Mike Crusan, communications director with the Minnesota Board of Animal Health, said delivery of pig carcasses to the southwest Minnesota site began over the weekend. The parcel of land can accommodate the delivery of up to 2,000 head per day, though it hasn’t reached peak capacity at this point.

This sounds remarkably like the Nazis when they forced prisoners to dig a furrow and then lined up the prisoners and shot them in the back – into the graves they had dug themselves. It is high time that we stopped thinking of animals as commodities and stopped this deadful culling and killing when it doesn’t suit the market.

JBS announced last week it could euthanize 3,000 head of market-weight pigs per day because they couldn’t be processed before they grew too large for slaughter and packaging. The JBS plant in Worthington shut down temporarily because of an outbreak of COVID-19, the illness caused by the coronavirus, among workers at the plant. On Wednesday, it resumed operations but at reduced levels.

Crusan said the site northwest of Round Lake would not have been chosen if there were any potential environmental risks.

An incident management team that includes staff from the Board of Animal Health is overseeing the composting operation to ensure the compost pile is constructed correctly. Proper construction should eliminate the attraction of flies or scavengers, and should not emit an odor, Crusan said.

“It should just be, to the naked eye, a pile of wood chips out there,” he said. “The wood chips over the top of the pile, beneath the pile and all around it are going to be keeping all of those odors and all of those things contained as the microbes inside the pile do their work.”

The Minnesota Pork Producers Association is working with the team to establish three other composting sites in the state.

“They are trying to find other areas where there are congregations of large swine operations so they can better serve those people with a centralized site,” Crusan said, adding that farmers will have the option to deliver hog carcasses to those sites or compost on their own property.

The pig carcasses delivered to the Nobles County site will be run through the chipper simultaneously with the wood material — a new concept in the hog industry.

“This whole approach … began being evaluated in composting just within the last year because of African swine fever,” Crusan said. “The pork industry nationwide was studying ways of effectively composting mass carcasses if we were to get that in the United States.”
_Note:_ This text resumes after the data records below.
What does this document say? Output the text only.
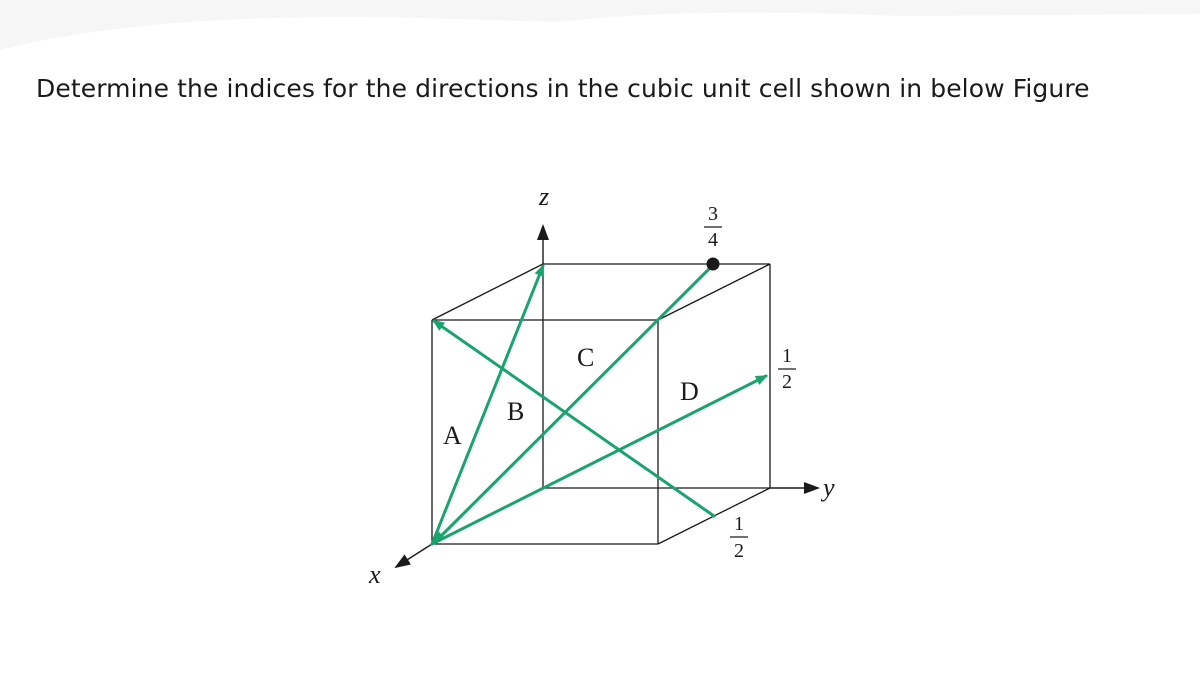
Determine the indices for the directions in the cubic unit cell shown in below Figure
z
y
x
A
B
C
D
3
4
1
2
1
2
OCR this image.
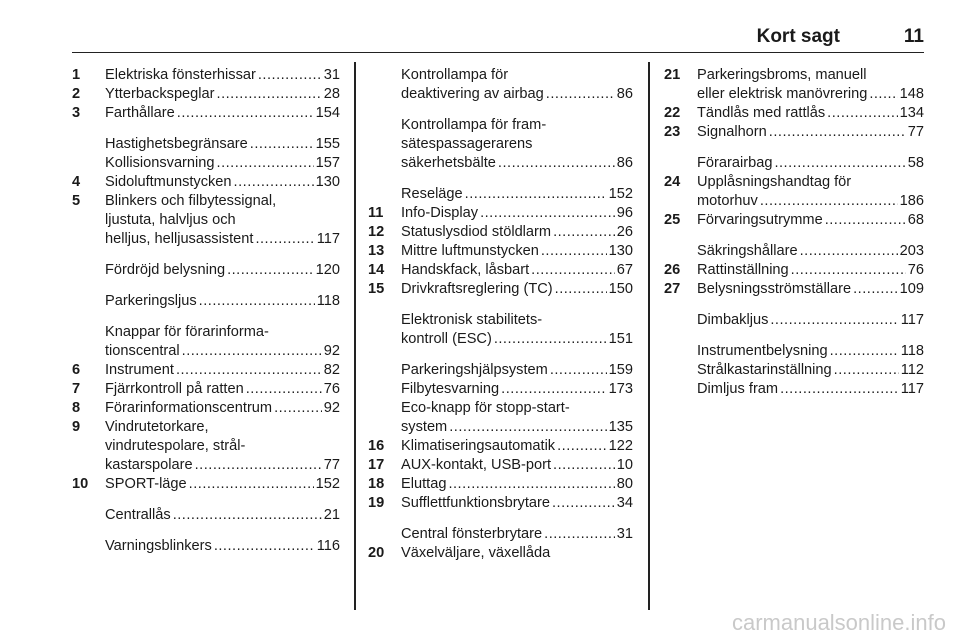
Kort sagt	11
1 Elektriska fönsterhissar .....	31
2 Ytterbackspeglar .....	28
3 Farthållare .....	154
Hastighetsbegränsare .....	155
Kollisionsvarning .....	157
4 Sidoluftmunstycken .....	130
5 Blinkers och filbytessignal,
ljustuta, halvljus och
helljus, helljusassistent .....	117
Fördröjd belysning .....	120
Parkeringsljus .....	118
Knappar för förarinforma-
tionscentral .....	92
6 Instrument .....	82
7 Fjärrkontroll på ratten .....	76
8 Förarinformationscentrum .....	92
9 Vindrutetorkare,
vindrutespolare, strål-
kastarspolare .....	77
10 SPORT-läge .....	152
Centrallås .....	21
Varningsblinkers .....	116
Kontrollampa för
deaktivering av airbag .....	86
Kontrollampa för fram-
sätespassagerarens
säkerhetsbälte .....	86
Reseläge .....	152
11 Info-Display .....	96
12 Statuslysdiod stöldlarm .....	26
13 Mittre luftmunstycken .....	130
14 Handskfack, låsbart .....	67
15 Drivkraftsreglering (TC) .....	150
Elektronisk stabilitets-
kontroll (ESC) .....	151
Parkeringshjälpsystem .....	159
Filbytesvarning .....	173
Eco-knapp för stopp-start-
system .....	135
16 Klimatiseringsautomatik .....	122
17 AUX-kontakt, USB-port .....	10
18 Eluttag .....	80
19 Sufflettfunktionsbrytare .....	34
Central fönsterbrytare .....	31
20 Växelväljare, växellåda
21 Parkeringsbroms, manuell
eller elektrisk manövrering ..... 148
22 Tändlås med rattlås .....	134
23 Signalhorn .....	77
Förarairbag .....	58
24 Upplåsningshandtag för
motorhuv .....	186
25 Förvaringsutrymme .....	68
Säkringshållare .....	203
26 Rattinställning .....	76
27 Belysningsströmställare .....	109
Dimbakljus .....	117
Instrumentbelysning .....	118
Strålkastarinställning .....	112
Dimljus fram .....	117
carmanualsonline.info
Chipping the hog carcasses with the carbon material was studied in the Carolinas, Crusan said.

“This is one of the ways we know that we can effectively compost and probably speed up the composting process,” he said.

Crusan said they don’t yet know how many days it will take for the hogs to be fully composted, though it will be considerably shorter than the 60 days it takes for a fully intact carcass to be composted.

Once the composting process is complete, the material can either be spread over the land or incorporated, adding nutrient-rich material to the soil.

A third-party contractor was hired to operate the chipping equipment and build the compost pile in Nobles County. The composting service is being offered to farmers at no cost to them, other than trucking the carcasses to the site.